Pero Jesús se detiene. Tiene
atención y vista para el ciego. A Jesús le interpela su miseria. Los discípulos
no entienden que Jesús ha venido precisamente para gente como Bartimeo, para
gente que quedó a orilla del camino de la vida, excluidos de la convivencia
humana. Los que rodean a Jesús dan muestra de ser ellos mismos ciegos, de no
ver lo que Jesús estima importante: dar la mano a aquel que necesita ayuda.
¿Qué quieres
que haga por ti? le pregunta Jesús. En el evangelio del domingo pasado, Jesús
hizo la misma pregunta a Santiago y a Juan. “Queremos los mejores puestos” le
contestaron. “Maestro, que pueda ver”, suplica el ciego o sea que tenga un
lugar en la sociedad, que sea considerado como persona. Jesús le dice: “tu fe
te ha sanado”. Jesús quería que Bartimeo y todos nosotros en la figura de él,
recuperáramos la verdadera vista. Bartimeo vendrá a ser un seguidor de Jesús en
la continuación de su camino a Jerusalén, dónde sufrirá el momento más difícil
de su vida. Ser un verdadero discípulo – seguidor de Jesús significa seguirlo
en su camino del amor entregado gratuitamente.

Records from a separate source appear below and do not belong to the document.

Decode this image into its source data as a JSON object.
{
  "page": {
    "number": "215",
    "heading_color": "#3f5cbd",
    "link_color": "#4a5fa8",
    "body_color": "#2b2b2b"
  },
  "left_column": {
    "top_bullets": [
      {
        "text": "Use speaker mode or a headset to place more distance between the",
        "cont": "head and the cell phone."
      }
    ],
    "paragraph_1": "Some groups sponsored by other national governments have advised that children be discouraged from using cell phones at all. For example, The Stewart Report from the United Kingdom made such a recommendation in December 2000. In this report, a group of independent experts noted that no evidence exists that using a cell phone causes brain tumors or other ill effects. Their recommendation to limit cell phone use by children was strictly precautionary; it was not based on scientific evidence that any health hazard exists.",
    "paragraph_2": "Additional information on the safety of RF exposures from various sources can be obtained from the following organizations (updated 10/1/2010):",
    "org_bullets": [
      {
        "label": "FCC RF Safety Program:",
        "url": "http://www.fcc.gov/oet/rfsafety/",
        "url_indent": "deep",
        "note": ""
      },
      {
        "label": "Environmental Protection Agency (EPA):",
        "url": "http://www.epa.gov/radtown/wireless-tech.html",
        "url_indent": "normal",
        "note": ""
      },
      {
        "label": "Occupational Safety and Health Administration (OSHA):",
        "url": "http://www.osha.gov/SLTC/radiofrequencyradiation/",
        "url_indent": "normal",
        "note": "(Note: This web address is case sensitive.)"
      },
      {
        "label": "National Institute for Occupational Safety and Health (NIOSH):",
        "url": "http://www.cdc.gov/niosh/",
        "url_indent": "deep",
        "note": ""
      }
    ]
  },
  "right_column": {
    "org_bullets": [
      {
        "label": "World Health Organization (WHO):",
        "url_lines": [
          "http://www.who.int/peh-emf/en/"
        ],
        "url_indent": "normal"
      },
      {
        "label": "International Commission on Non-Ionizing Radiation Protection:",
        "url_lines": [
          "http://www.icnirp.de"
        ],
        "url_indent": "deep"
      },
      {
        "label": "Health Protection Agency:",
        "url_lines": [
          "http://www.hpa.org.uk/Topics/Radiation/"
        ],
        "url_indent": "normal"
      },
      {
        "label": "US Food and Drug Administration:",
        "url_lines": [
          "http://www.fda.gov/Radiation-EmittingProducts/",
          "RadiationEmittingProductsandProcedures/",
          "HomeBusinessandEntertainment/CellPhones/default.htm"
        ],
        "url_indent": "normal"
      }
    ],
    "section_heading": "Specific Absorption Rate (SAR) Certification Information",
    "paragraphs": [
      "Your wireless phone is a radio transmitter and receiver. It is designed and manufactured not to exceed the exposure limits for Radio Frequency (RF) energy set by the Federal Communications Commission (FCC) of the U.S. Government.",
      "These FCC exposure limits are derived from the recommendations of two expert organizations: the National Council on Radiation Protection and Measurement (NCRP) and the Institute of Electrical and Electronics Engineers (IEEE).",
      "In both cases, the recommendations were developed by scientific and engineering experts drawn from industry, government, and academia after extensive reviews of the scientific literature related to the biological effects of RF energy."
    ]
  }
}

En este relato, el llamado por seguir a Jesús se acentúa de tal modo que la sanación física de Bartimeo pasa a segundo rango. En una sola frase escuchamos hasta tres veces el verbo llamar. “Llámenlo, llamaron al ciego, te llama”. Es el llamado para entrar en el proceso del seguimiento, el proceso de cómo llegar a ser discípulo de Jesús. Este evangelio nos deja en claro que para este ciego curado y para los muchos que siguen ciego y también para nosotros, lo más decisivo es: Ver “de verdad” a Jesús y seguirlo. Tenerlo como modelo en el camino de la vida siguiendo su ejemplo. Así el relato de Bartimeo es también nuestro relato y el relato de nuestra época.